The first major film genre in India was the devotional film, which put gods on screen and encouraged viewing as an act of veneration. In his book Seeing is Believing, Indian film critic Chindananda Das Gupta estimated that 70% of the films made before 1923 in India fell into this genre. Even a century later, grandiose religiosity powers its biggest hits like RRR. In one breathtaking moment in the film, British police officers in a tenebrous forest hunt for Ram who has just escaped from a prison with Bheem. As a giant flashlight illuminates a figure in the distance, a silhouette of a long-haired man wielding a bow and arrow appears.
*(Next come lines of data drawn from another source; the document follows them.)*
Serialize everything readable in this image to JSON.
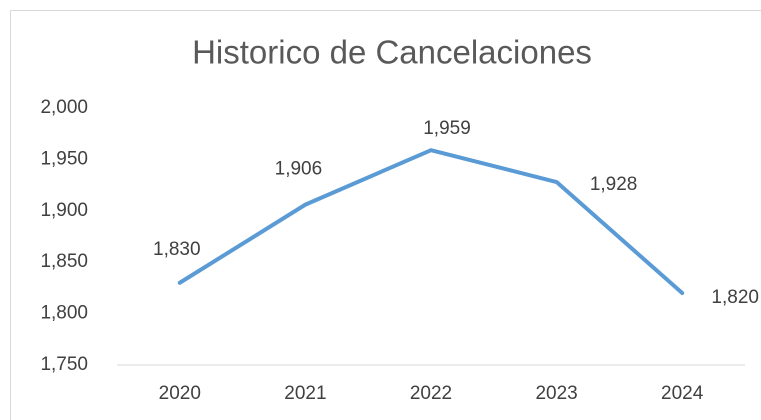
{
  "chart_data": {
    "type": "line",
    "title": "Historico de Cancelaciones",
    "categories": [
      "2020",
      "2021",
      "2022",
      "2023",
      "2024"
    ],
    "series": [
      {
        "color": "#5b9bd5",
        "values": [
          1830,
          1906,
          1959,
          1928,
          1820
        ],
        "value_labels": [
          "1,830",
          "1,906",
          "1,959",
          "1,928",
          "1,820"
        ]
      }
    ],
    "ylim": [
      1750,
      2000
    ],
    "yticks": [
      {
        "value": 1750,
        "label": "1,750"
      },
      {
        "value": 1800,
        "label": "1,800"
      },
      {
        "value": 1850,
        "label": "1,850"
      },
      {
        "value": 1900,
        "label": "1,900"
      },
      {
        "value": 1950,
        "label": "1,950"
      },
      {
        "value": 2000,
        "label": "2,000"
      }
    ],
    "grid": false
  }
}
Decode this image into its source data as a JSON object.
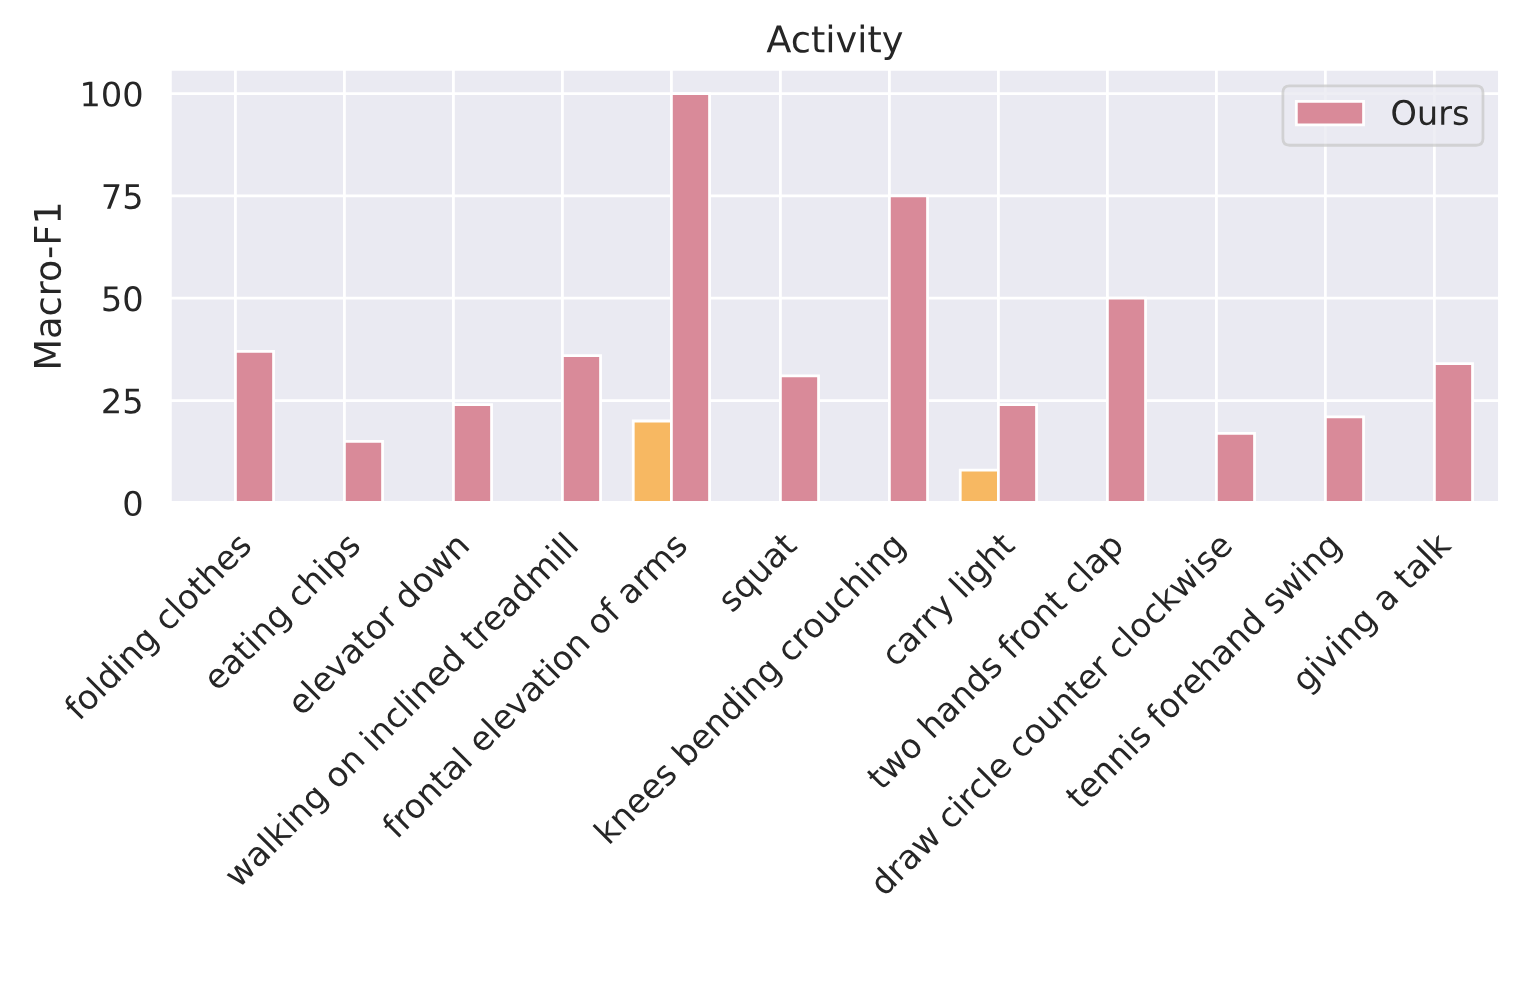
{
  "chart_data": {
    "type": "bar",
    "title": "Activity",
    "ylabel": "Macro-F1",
    "categories": [
      "folding clothes",
      "eating chips",
      "elevator down",
      "walking on inclined treadmill",
      "frontal elevation of arms",
      "squat",
      "knees bending crouching",
      "carry light",
      "two hands front clap",
      "draw circle counter clockwise",
      "tennis forehand swing",
      "giving a talk"
    ],
    "series": [
      {
        "color": "#f7b862",
        "values": [
          null,
          null,
          null,
          null,
          20,
          null,
          null,
          8,
          null,
          null,
          null,
          null
        ]
      },
      {
        "name": "Ours",
        "color": "#d98a99",
        "values": [
          37,
          15,
          24,
          36,
          100,
          31,
          75,
          24,
          50,
          17,
          21,
          34
        ]
      }
    ],
    "ylim": [
      0,
      106
    ],
    "yticks": [
      0,
      25,
      50,
      75,
      100
    ],
    "grid": true,
    "legend": "top right"
  }
}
Every Indian viewer will be unmistakably familiar with this mythic image, meant to represent Prince Ram, the Hindu embodiment of virtue and courage. The Ramayana, an Odyssean tale of a banished prince who crosses the sea with a band of monkeys to rescue Princess Sita, is one of two paramount texts in Hinduism. The utopia of a Ramrajya, a kingdom of Ram, galvanizes the political agenda of the Indian ruling party—the BJP—which in the past seven years has moved India from its more secular roots into a Hindu theocracy.
Several scenes then have a slightly chilling quality to viewers living under the constant threat of Hindutva authoritarianism. When Ram’s father tells him "every hand will have a weapon," he may have well been talking about paramilitary organiZations like the RSS which have made militarizing Hindus a key part of their agenda. In the movie’s final uplifting song extolling the virtues of nationalist struggles, several freedom fighters from the Indian independence movement are referenced. Yet three of the biggest names are conspicuously missing: Gandhi, whose secular and nonviolent Hinduism was at odds with the BJP’s and was murdered by a right-wing Hindu ideologue; Ambedkar, a member of the formerly untouchable castes instrumental in leading mass protests against the caste system and father of the Indian constitution; and Nehru, India’s first prime minister whose image Narendra Modi, the current prime minister, is in a one-sided battle to topple.
In 1992, a violent mob of Hindu ideologues including several BJP leaders stormed the 16th century mosque Babri Masjid, purportedly laid over the birthplace of Ram and demolished it. In the decade prior, a wildly popular television show based on the Ramayana played a key role in the culture of Hindu revivalism. With its serialized structure and blend of folk elements and Bollywood sensibilities, Ramayan which ran from 1987-1988 drew millions of television viewers to enthusiastically engage with it.
Cinematic effect in films like RRR is seductive then. The very aesthetics that allow RRR to travel across the world concretizes narrow visions of Hindu identity and imagery. There are multiple videos on Youtube of Indian audiences cheering in response to the overt Hindu imagery. Thousands of miles away in California, Ram and Bheem’s daredevilry is rousing similar reactions among American audiences. But one must be wary of these spirited reactions: Hoots and hollers can very easily give way to the frenzy of the mob.